A local punk-scene stalwart recounts his life to the tune of his favorite records.

It’s virtually impossible to have been involved in Tampa punk during the ’90s and ’00s and not know the name Bob Suren. A musician, zine publisher, mail-order music distributor, show promoter, bootlegger, merchandiser and proprietor of Brandon’s late, great record store Sound Idea, Suren lived, breathed and spread the gospels of punk rock from his days as a misfit teen on Florida’s east coast up through the Brandon scene’s glory days, to the eventual shuttering of Sound Idea in 2008.

In the wake of a life-altering breakup and the demise of a T-shirt printing business — both in 2013 — the now-Austin-based Suren has written it all down for Crate Digger: An Obsession with Punk Records, a music-driven memoir due from Portland, Or.’s Microcosm this summer.


“It was not my idea at all,” he says about the book’s origins. Sometime in late 2012, Suren started posting anecdotes on his Facebook page. “Some memory would occur to me, something through music, a show or a poster or record ... it was always tied to some record. After I posted three or four of them, a friend suggested I should write a book.”

Suren had no idea how to even begin such an undertaking. Friends lent their experience, tips and organizational advice, and six months later he had the manuscript for Crate Digger. Months of trying to secure an agent or “in” with a large, widely distributed publisher followed.

“I thought it had real potential to be very accessible to all kinds of people, not just punk-rock people,” he says. “I wanted it to be in bookstores and libraries and airports.”

Frustrated with the mainstream experience, however, Suren eventually returned to the independent scenes he knew best. Within a week, he had a publisher. Microcosm founder Joe Biel was already familiar with Suren; he’d read Suren’s writing in punk zines and mags, and even ordered music from Suren in the past.

The resulting book is much more than a trip through the author’s record collection and basement-show memories. Sure, there are plenty of funny, crazy stories of concerts, tours and illicit activities, along with Suren’s run-ins and relationships with some of punk’s most infamous figures. And yes, most of the chapters are titled with a beloved album’s name — cleverly arranged alphabetically rather than chronologically, to give the feeling of flipping through someone’s well-ordered vinyl collection.

But several chapters are named after addresses or people rather than records, and Suren’s remembrances expand far beyond the compartmentalized niche of punk, to encompass universally relevant themes.

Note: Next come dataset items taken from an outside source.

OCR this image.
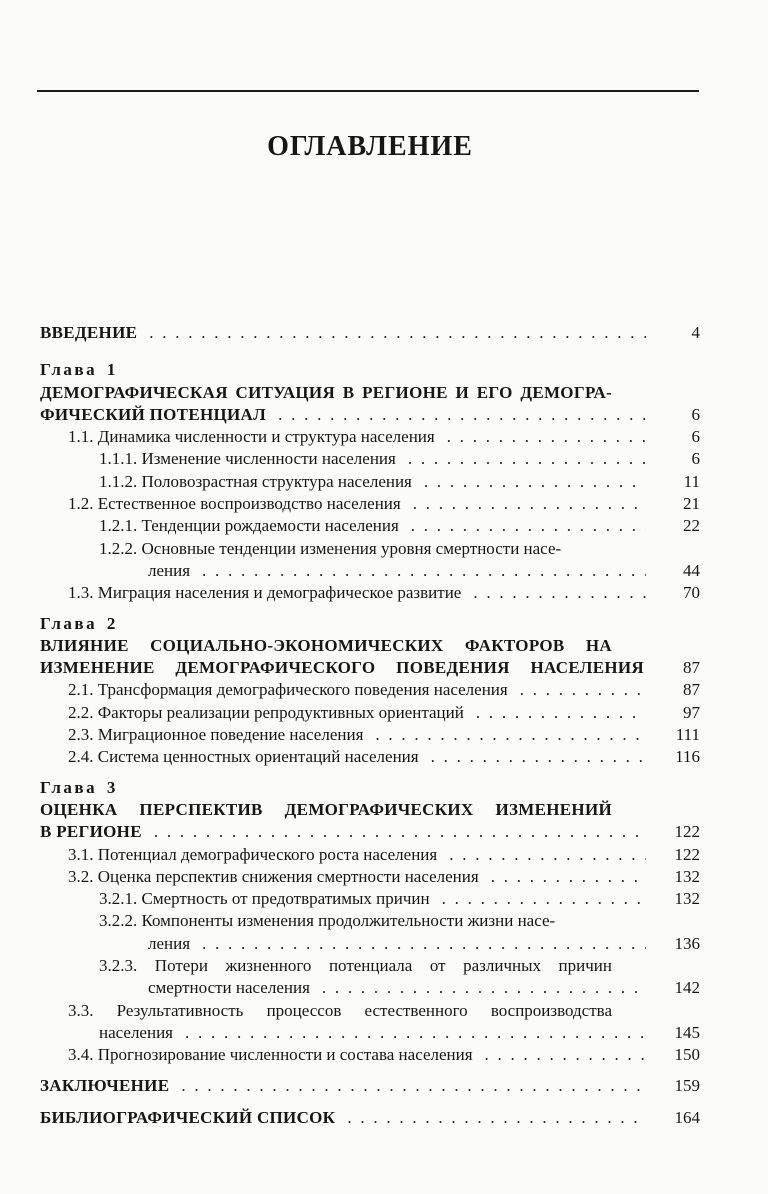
ОГЛАВЛЕНИЕ
ВВЕДЕНИЕ . . .	4
Глава 1
ДЕМОГРАФИЧЕСКАЯ СИТУАЦИЯ В РЕГИОНЕ И ЕГО ДЕМОГРА-
ФИЧЕСКИЙ ПОТЕНЦИАЛ . . .	6
1.1. Динамика численности и структура населения . . .	6
1.1.1. Изменение численности населения . . .	6
1.1.2. Половозрастная структура населения . . .	11
1.2. Естественное воспроизводство населения . . .	21
1.2.1. Тенденции рождаемости населения . . .	22
1.2.2. Основные тенденции изменения уровня смертности насе-
ления . . .	44
1.3. Миграция населения и демографическое развитие . . .	70
Глава 2
ВЛИЯНИЕ СОЦИАЛЬНО-ЭКОНОМИЧЕСКИХ ФАКТОРОВ НА
ИЗМЕНЕНИЕ ДЕМОГРАФИЧЕСКОГО ПОВЕДЕНИЯ НАСЕЛЕНИЯ	87
2.1. Трансформация демографического поведения населения . . .	87
2.2. Факторы реализации репродуктивных ориентаций . . .	97
2.3. Миграционное поведение населения . . .	111
2.4. Система ценностных ориентаций населения . . .	116
Глава 3
ОЦЕНКА ПЕРСПЕКТИВ ДЕМОГРАФИЧЕСКИХ ИЗМЕНЕНИЙ
В РЕГИОНЕ . . .	122
3.1. Потенциал демографического роста населения . . .	122
3.2. Оценка перспектив снижения смертности населения . . .	132
3.2.1. Смертность от предотвратимых причин . . .	132
3.2.2. Компоненты изменения продолжительности жизни насе-
ления . . .	136
3.2.3. Потери жизненного потенциала от различных причин
смертности населения . . .	142
3.3. Результативность процессов естественного воспроизводства
населения . . .	145
3.4. Прогнозирование численности и состава населения . . .	150
ЗАКЛЮЧЕНИЕ . . .	159
БИБЛИОГРАФИЧЕСКИЙ СПИСОК . . .	164
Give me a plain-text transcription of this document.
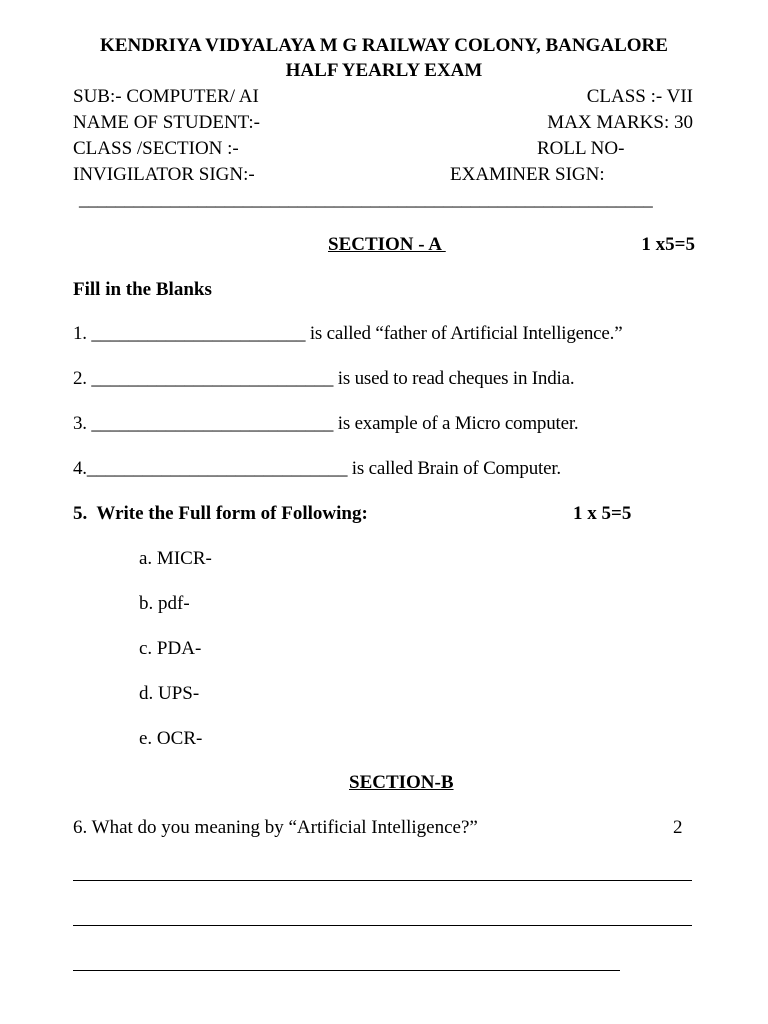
KENDRIYA VIDYALAYA M G RAILWAY COLONY, BANGALORE
HALF YEARLY EXAM
SUB:- COMPUTER/ AI	CLASS :- VII
NAME OF STUDENT:-	MAX MARKS: 30
CLASS /SECTION :-	ROLL NO-
INVIGILATOR SIGN:-	EXAMINER SIGN:
_______________________________________________________________
SECTION - A	1 x5=5
Fill in the Blanks
1. _______________________ is called “father of Artificial Intelligence.”
2. __________________________ is used to read cheques in India.
3. __________________________ is example of a Micro computer.
4.____________________________ is called Brain of Computer.
5.  Write the Full form of Following:	1 x 5=5
a. MICR-
b. pdf-
c. PDA-
d. UPS-
e. OCR-
SECTION-B
6. What do you meaning by “Artificial Intelligence?”	2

There’s death here, and heartbreak; along the way, Suren discovered you can’t recount your life in music — or anything else that even partly defines you, really — without recounting your life.

“It’s about friendship and love and loss and failures,” he says. “It’s not just a bunch of stories about going to see the Ramones ... some of those chapters tore me up to write, but once they came out of me, I felt a whole lot better.”

Crate Digger: An Obsession with Punk Records will be published in June. Pre-orders are available at Microcosm and Amazon.